Des fucus de mille ans et des algues sans bouts
Leur font une forêt dont ils paissent les herbes,
Et dans laquelle ils sont petits, eux les superbes.
Comme des éléphants dans un champ de bambou.

Parmi ces promenoirs et ces forêts épaisses
Ils retrouvent encor parfois l’illusion
Des temps où la nature en pleine éclosion
Savait tout faire énorme ainsi que leurs espèces.

Mais quelquefois aussi leurs cœurs inconsolés,
Las de cette prison, sentent la nostalgie
D’aller voir à leur tour le ciel et la magie
De ce soleil perdu dont ils sont exilés.

Ils viennent respirer l’azur qui régénère,
Et leur front fabuleux se dresse à l’horizon.
Celui qui l’aperçoit n’en croit pas sa raison,
Et celui qui le dit semble un visionnaire.
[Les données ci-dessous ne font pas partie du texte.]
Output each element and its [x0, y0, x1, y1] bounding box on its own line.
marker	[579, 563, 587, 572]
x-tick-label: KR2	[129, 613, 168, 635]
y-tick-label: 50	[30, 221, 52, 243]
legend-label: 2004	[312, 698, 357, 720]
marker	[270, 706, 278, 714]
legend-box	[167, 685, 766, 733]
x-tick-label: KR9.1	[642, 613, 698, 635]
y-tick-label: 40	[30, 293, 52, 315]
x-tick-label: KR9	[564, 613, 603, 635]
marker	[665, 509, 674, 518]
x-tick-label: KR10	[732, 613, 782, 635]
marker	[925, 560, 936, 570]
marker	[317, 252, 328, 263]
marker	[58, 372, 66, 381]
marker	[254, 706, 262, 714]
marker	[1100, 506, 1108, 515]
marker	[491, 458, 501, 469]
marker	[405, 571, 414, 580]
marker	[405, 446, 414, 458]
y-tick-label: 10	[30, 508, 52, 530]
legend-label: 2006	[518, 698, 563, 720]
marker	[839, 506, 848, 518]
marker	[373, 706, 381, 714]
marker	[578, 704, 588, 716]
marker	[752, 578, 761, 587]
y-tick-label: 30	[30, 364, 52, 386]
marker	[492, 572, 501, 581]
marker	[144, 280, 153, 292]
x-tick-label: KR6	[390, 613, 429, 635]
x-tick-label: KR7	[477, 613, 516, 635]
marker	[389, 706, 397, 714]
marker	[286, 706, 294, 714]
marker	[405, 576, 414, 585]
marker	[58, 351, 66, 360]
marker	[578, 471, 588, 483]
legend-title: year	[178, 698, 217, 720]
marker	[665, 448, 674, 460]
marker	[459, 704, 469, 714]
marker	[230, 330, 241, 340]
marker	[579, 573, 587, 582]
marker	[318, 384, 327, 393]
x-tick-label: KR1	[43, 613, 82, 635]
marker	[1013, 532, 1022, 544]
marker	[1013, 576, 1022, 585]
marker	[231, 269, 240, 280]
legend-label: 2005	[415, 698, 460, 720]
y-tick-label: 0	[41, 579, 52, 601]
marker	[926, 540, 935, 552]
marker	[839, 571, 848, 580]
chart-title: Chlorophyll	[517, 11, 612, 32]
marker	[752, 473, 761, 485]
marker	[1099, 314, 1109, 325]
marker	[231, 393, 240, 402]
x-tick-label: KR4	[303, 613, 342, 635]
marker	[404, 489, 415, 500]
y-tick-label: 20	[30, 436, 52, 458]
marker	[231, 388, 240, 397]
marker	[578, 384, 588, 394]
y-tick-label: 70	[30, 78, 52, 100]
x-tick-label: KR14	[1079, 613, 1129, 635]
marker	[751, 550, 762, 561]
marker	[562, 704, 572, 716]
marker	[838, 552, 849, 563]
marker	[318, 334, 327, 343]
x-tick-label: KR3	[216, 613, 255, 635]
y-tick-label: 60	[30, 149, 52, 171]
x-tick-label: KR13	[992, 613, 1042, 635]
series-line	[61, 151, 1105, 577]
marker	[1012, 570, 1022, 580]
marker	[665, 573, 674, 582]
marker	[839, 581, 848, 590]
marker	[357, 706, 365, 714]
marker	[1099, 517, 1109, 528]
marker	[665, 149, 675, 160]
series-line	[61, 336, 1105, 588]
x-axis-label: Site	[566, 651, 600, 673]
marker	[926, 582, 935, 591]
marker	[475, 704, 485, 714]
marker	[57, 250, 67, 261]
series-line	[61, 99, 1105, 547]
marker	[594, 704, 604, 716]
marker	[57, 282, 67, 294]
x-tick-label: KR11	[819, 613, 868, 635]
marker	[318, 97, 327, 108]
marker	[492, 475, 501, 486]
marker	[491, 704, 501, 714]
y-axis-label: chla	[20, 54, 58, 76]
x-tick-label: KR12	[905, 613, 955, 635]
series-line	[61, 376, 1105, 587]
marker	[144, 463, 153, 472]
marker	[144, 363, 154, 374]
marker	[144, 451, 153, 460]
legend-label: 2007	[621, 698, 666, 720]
Non, non, vieux matelots, non. vous n’étiez pas fous !
Vous avez contemplé ces choses-là vivantes.
Vous avez sous vos yeux tenu ces épouvantes.
Ô légendes des bons aïeux, je crois en vous.

Je crois possible encor que subsiste et revienne,
Conservé par l’abîme ainsi qu’aux jours anciens,
Quelque monstre vainqueur du désastre des siens,
Dernier fils de la faune antédiluvienne.